在spark做批处理时,有时需要定时提交spark任务,可以采用写shell脚本和java代码两种方式。本文介绍使用java代码的方式。
- 定时器
@Scheduled(cron = "0 20 0 * * *")
public void tnvDSumSchd(){
try{
List<String> taskType_files_list = new ArrayList<>();
taskType_files_list.add("TESTIN_VIDEO_D_SUMMAY");
String legalDir = tools.getLegalDir(testinHdfsDir);
taskType_files_list.addAll(tools.fileLists(legalDir, new TestInFilterPath(FileType.VIDEO.getType() + getDay())));
String[] sparkParam = new String[4];
sparkParam[0] = "1g";
sparkParam[1] = "2g";
sparkParam[2] = "2";
sparkParam[3] = "1";
if (taskType_files_list.size() > 1){
submitLancher.submit(taskType_files_list,sparkParam,"TESTIN_VIDEO_D_SUMMAY");
}else {
log.info("{} does not have any testin video file",legalDir);
}
} catch (InterruptedException e) {
log.error(e.getMessage(),e);
} catch (IOException e) {
log.error(e.getMessage(),e);
}
}
- 提交spark任务的类
@Component
@Slf4j
public class SubmitLancher {
@Value("${spark.home}")
private String sparkHome;//sparkhome的路径
@Value("${spark.submit.appResource}")
private String submitAppResource;//提交到spark上的jar包
public void submit(List<String> taskType_files_list, String[] sparkParam,String appName) throws IOException, InterruptedException {
long start = System.currentTimeMillis();
String[] taskType_files = taskType_files_list.toArray(new String[taskType_files_list.size()]);
final CountDownLatch countDownLatch = new CountDownLatch(1);
new SparkLauncher()
.setSparkHome(sparkHome)
.setMaster("yarn")
.setAppName(appName)
.setConf("spark.driver.memory", sparkParam[0])
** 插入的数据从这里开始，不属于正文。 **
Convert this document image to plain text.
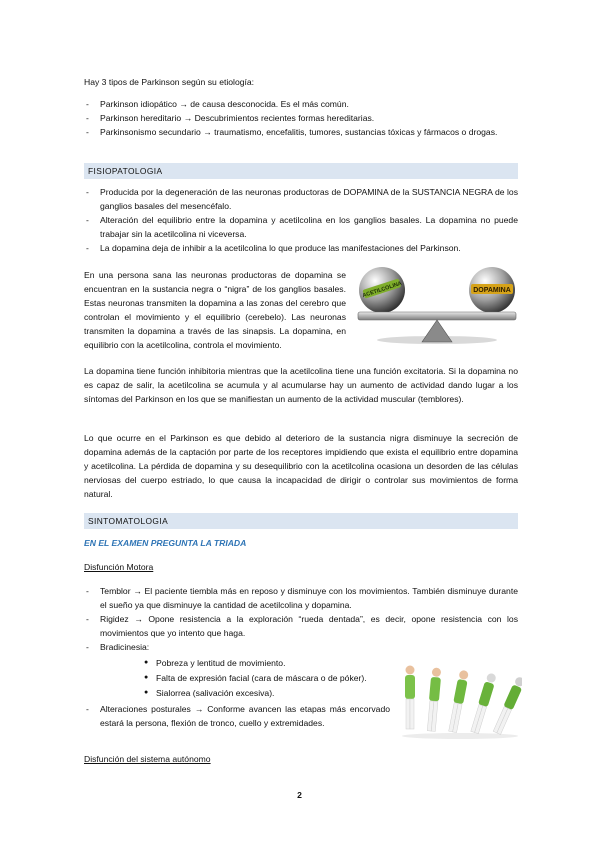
Hay 3 tipos de Parkinson según su etiología:

- Parkinson idiopático → de causa desconocida. Es el más común.
- Parkinson hereditario → Descubrimientos recientes formas hereditarias.
- Parkinsonismo secundario → traumatismo, encefalitis, tumores, sustancias tóxicas y fármacos o drogas.
FISIOPATOLOGIA
- Producida por la degeneración de las neuronas productoras de DOPAMINA de la SUSTANCIA NEGRA de los ganglios basales del mesencéfalo.
- Alteración del equilibrio entre la dopamina y acetilcolina en los ganglios basales. La dopamina no puede trabajar sin la acetilcolina ni viceversa.
- La dopamina deja de inhibir a la acetilcolina lo que produce las manifestaciones del Parkinson.

En una persona sana las neuronas productoras de dopamina se encuentran en la sustancia negra o “nigra” de los ganglios basales. Estas neuronas transmiten la dopamina a las zonas del cerebro que controlan el movimiento y el equilibrio (cerebelo). Las neuronas transmiten la dopamina a través de las sinapsis. La dopamina, en equilibrio con la acetilcolina, controla el movimiento.

ACETILCOLINA	DOPAMINA

La dopamina tiene función inhibitoria mientras que la acetilcolina tiene una función excitatoria. Si la dopamina no es capaz de salir, la acetilcolina se acumula y al acumularse hay un aumento de actividad dando lugar a los síntomas del Parkinson en los que se manifiestan un aumento de la actividad muscular (temblores).

Lo que ocurre en el Parkinson es que debido al deterioro de la sustancia nigra disminuye la secreción de dopamina además de la captación por parte de los receptores impidiendo que exista el equilibrio entre dopamina y acetilcolina. La pérdida de dopamina y su desequilibrio con la acetilcolina ocasiona un desorden de las células nerviosas del cuerpo estriado, lo que causa la incapacidad de dirigir o controlar sus movimientos de forma natural.

SINTOMATOLOGIA

EN EL EXAMEN PREGUNTA LA TRIADA

Disfunción Motora

- Temblor → El paciente tiembla más en reposo y disminuye con los movimientos. También disminuye durante el sueño ya que disminuye la cantidad de acetilcolina y dopamina.
- Rigidez → Opone resistencia a la exploración “rueda dentada”, es decir, opone resistencia con los movimientos que yo intento que haga.
- Bradicinesia:
● Pobreza y lentitud de movimiento.
● Falta de expresión facial (cara de máscara o de póker).
● Sialorrea (salivación excesiva).
- Alteraciones posturales → Conforme avancen las etapas más encorvado estará la persona, flexión de tronco, cuello y extremidades.

Disfunción del sistema autónomo

2
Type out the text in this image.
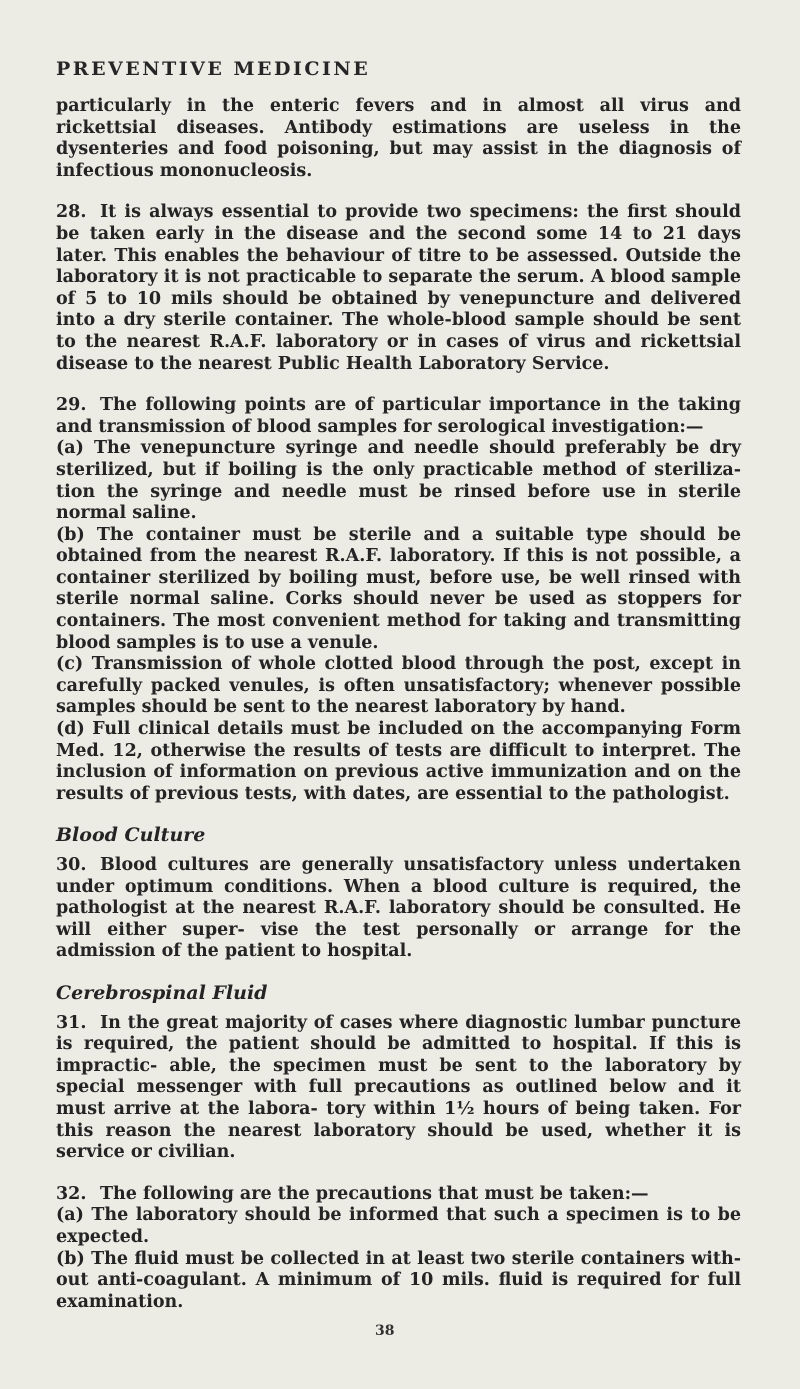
PREVENTIVE MEDICINE

particularly in the enteric fevers and in almost all virus and rickettsial diseases. Antibody estimations are useless in the dysenteries and food poisoning, but may assist in the diagnosis of infectious mononucleosis.

28. It is always essential to provide two specimens: the first should be taken early in the disease and the second some 14 to 21 days later. This enables the behaviour of titre to be assessed. Outside the laboratory it is not practicable to separate the serum. A blood sample of 5 to 10 mils should be obtained by venepuncture and delivered into a dry sterile container. The whole-blood sample should be sent to the nearest R.A.F. laboratory or in cases of virus and rickettsial disease to the nearest Public Health Laboratory Service.

29. The following points are of particular importance in the taking and transmission of blood samples for serological investigation:—

(a) The venepuncture syringe and needle should preferably be dry sterilized, but if boiling is the only practicable method of steriliza- tion the syringe and needle must be rinsed before use in sterile normal saline.

(b) The container must be sterile and a suitable type should be obtained from the nearest R.A.F. laboratory. If this is not possible, a container sterilized by boiling must, before use, be well rinsed with sterile normal saline. Corks should never be used as stoppers for containers. The most convenient method for taking and transmitting blood samples is to use a venule.

(c) Transmission of whole clotted blood through the post, except in carefully packed venules, is often unsatisfactory; whenever possible samples should be sent to the nearest laboratory by hand.

(d) Full clinical details must be included on the accompanying Form Med. 12, otherwise the results of tests are difficult to interpret. The inclusion of information on previous active immunization and on the results of previous tests, with dates, are essential to the pathologist.

Blood Culture

30. Blood cultures are generally unsatisfactory unless undertaken under optimum conditions. When a blood culture is required, the pathologist at the nearest R.A.F. laboratory should be consulted. He will either super- vise the test personally or arrange for the admission of the patient to hospital.

Cerebrospinal Fluid

31. In the great majority of cases where diagnostic lumbar puncture is required, the patient should be admitted to hospital. If this is impractic- able, the specimen must be sent to the laboratory by special messenger with full precautions as outlined below and it must arrive at the labora- tory within 1½ hours of being taken. For this reason the nearest laboratory should be used, whether it is service or civilian.

32. The following are the precautions that must be taken:—

(a) The laboratory should be informed that such a specimen is to be expected.

(b) The fluid must be collected in at least two sterile containers with- out anti-coagulant. A minimum of 10 mils. fluid is required for full examination.

38
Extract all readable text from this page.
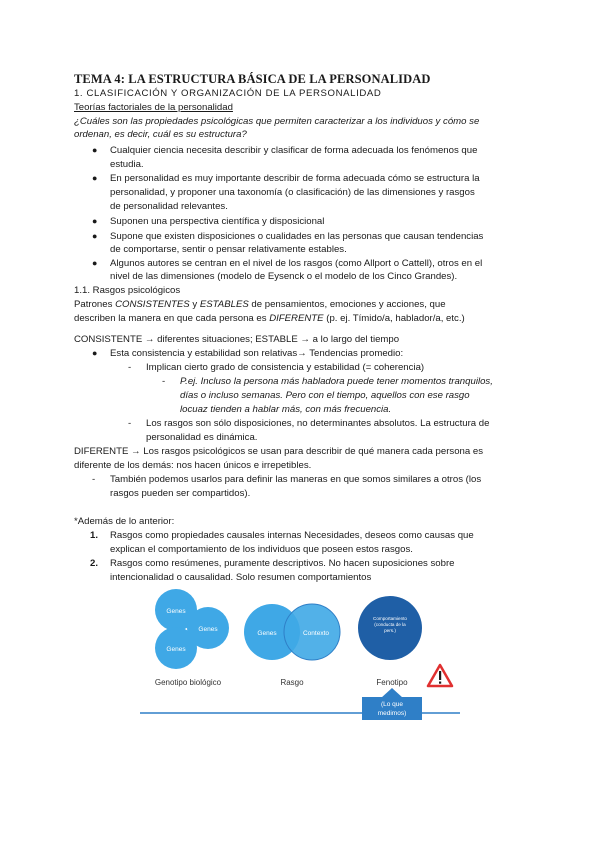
TEMA 4: LA ESTRUCTURA BÁSICA DE LA PERSONALIDAD
1. CLASIFICACIÓN Y ORGANIZACIÓN DE LA PERSONALIDAD
Teorías factoriales de la personalidad
¿Cuáles son las propiedades psicológicas que permiten caracterizar a los individuos y cómo se
ordenan, es decir, cuál es su estructura?
● Cualquier ciencia necesita describir y clasificar de forma adecuada los fenómenos que
estudia.
● En personalidad es muy importante describir de forma adecuada cómo se estructura la
personalidad, y proponer una taxonomía (o clasificación) de las dimensiones y rasgos
de personalidad relevantes.
● Suponen una perspectiva científica y disposicional
● Supone que existen disposiciones o cualidades en las personas que causan tendencias
de comportarse, sentir o pensar relativamente estables.
● Algunos autores se centran en el nivel de los rasgos (como Allport o Cattell), otros en el
nivel de las dimensiones (modelo de Eysenck o el modelo de los Cinco Grandes).
1.1. Rasgos psicológicos
Patrones CONSISTENTES y ESTABLES de pensamientos, emociones y acciones, que
describen la manera en que cada persona es DIFERENTE (p. ej. Tímido/a, hablador/a, etc.)
CONSISTENTE → diferentes situaciones; ESTABLE → a lo largo del tiempo
● Esta consistencia y estabilidad son relativas→ Tendencias promedio:
- Implican cierto grado de consistencia y estabilidad (= coherencia)
- P.ej. Incluso la persona más habladora puede tener momentos tranquilos,
días o incluso semanas. Pero con el tiempo, aquellos con ese rasgo
locuaz tienden a hablar más, con más frecuencia.
- Los rasgos son sólo disposiciones, no determinantes absolutos. La estructura de
personalidad es dinámica.
DIFERENTE → Los rasgos psicológicos se usan para describir de qué manera cada persona es
diferente de los demás: nos hacen únicos e irrepetibles.
- También podemos usarlos para definir las maneras en que somos similares a otros (los
rasgos pueden ser compartidos).
*Además de lo anterior:
1. Rasgos como propiedades causales internas Necesidades, deseos como causas que
explican el comportamiento de los individuos que poseen estos rasgos.
2. Rasgos como resúmenes, puramente descriptivos. No hacen suposiciones sobre
intencionalidad o causalidad. Solo resumen comportamientos
Genes
Genes
Genes
Genes	Contexto
Comportamiento
(conducta de la
pers.)
Genotipo biológico	Rasgo	Fenotipo
(Lo que
medimos)
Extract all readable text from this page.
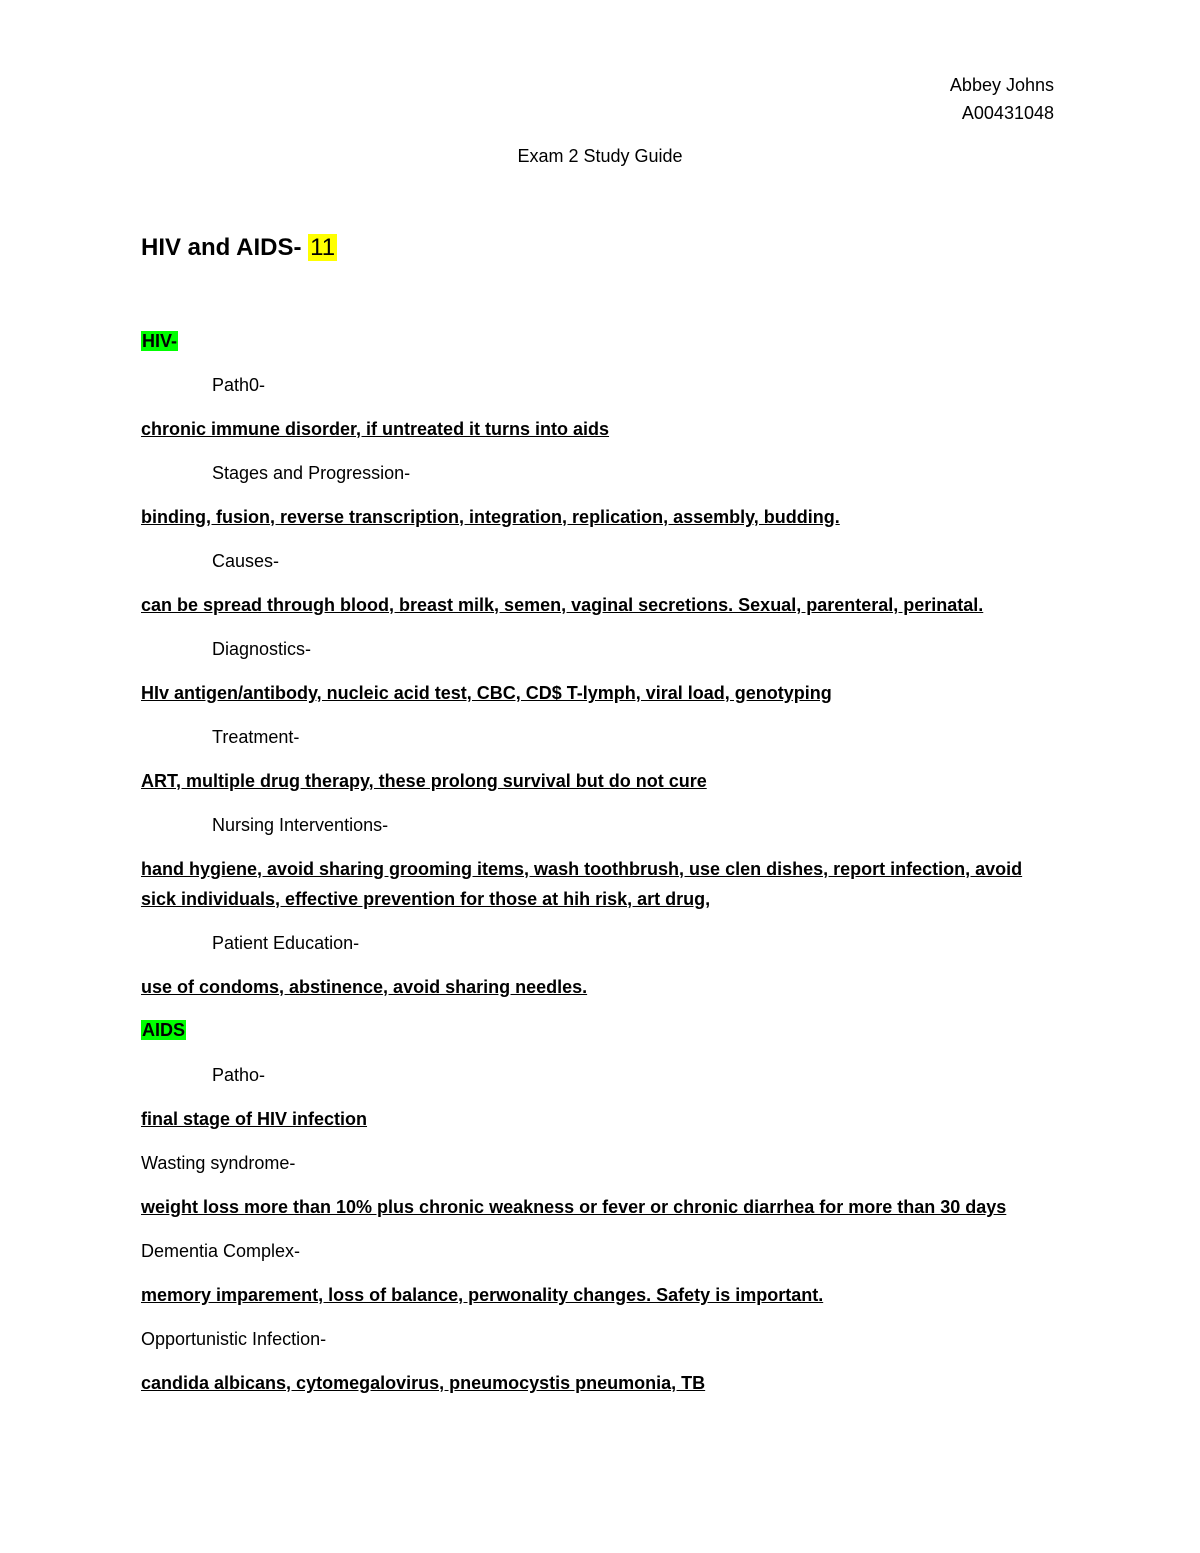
Abbey Johns
A00431048
Exam 2 Study Guide
HIV and AIDS- 11
HIV-
Path0-
chronic immune disorder, if untreated it turns into aids
Stages and Progression-
binding, fusion, reverse transcription, integration, replication, assembly, budding.
Causes-
can be spread through blood, breast milk, semen, vaginal secretions. Sexual, parenteral, perinatal.
Diagnostics-
HIv antigen/antibody, nucleic acid test, CBC, CD$ T-lymph, viral load, genotyping
Treatment-
ART, multiple drug therapy, these prolong survival but do not cure
Nursing Interventions-
hand hygiene, avoid sharing grooming items, wash toothbrush, use clen dishes, report infection, avoid
sick individuals, effective prevention for those at hih risk, art drug,
Patient Education-
use of condoms, abstinence, avoid sharing needles.
AIDS
Patho-
final stage of HIV infection
Wasting syndrome-
weight loss more than 10% plus chronic weakness or fever or chronic diarrhea for more than 30 days
Dementia Complex-
memory imparement, loss of balance, perwonality changes. Safety is important.
Opportunistic Infection-
candida albicans, cytomegalovirus, pneumocystis pneumonia, TB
.setConf("spark.executor.memory", sparkParam[1])
.setConf("spark.executor.cores", sparkParam[2])
.setConf("spark.driver.cores",sparkParam[3])
.setAppResource(submitAppResource)
.setMainClass("submit.SubmitMain")//程序主入口
.setDeployMode("cluster")
.addAppArgs(taskType_files)
.startApplication(new SparkAppHandle.Listener(){
@Override
public void stateChanged(SparkAppHandle handle) {
if (handle.getState().isFinal()){
countDownLatch.countDown();
}
}
@Override
public void infoChanged(SparkAppHandle handle) {
}
});
countDownLatch.await();
long end = System.currentTimeMillis();
log.info("{} summary finished,and used time:{} ms",taskType_files_list.get(0),end - start);
}
}
- 注意
- countDownLatch.await(); 这行代码会一直阻塞代码,直到countDownLatch 的值减到0结束阻塞。这样做是为了防止spark任务在exector上未运行结束,但是driver代码已经停止导致的任务异常结束。
- 使用java代码调度时尽量不用使用springboot框架,因为spark任务是从master上发送任务到executor上,在executor上不能创建spring容器。
- 由于spark依赖都是使用线上的spark环境,所以在启动程序时需要加上 SparkLauncher 类,因此需要将spark-launcher_2.10-1.6.2.jar 一起作为依赖包提交执行。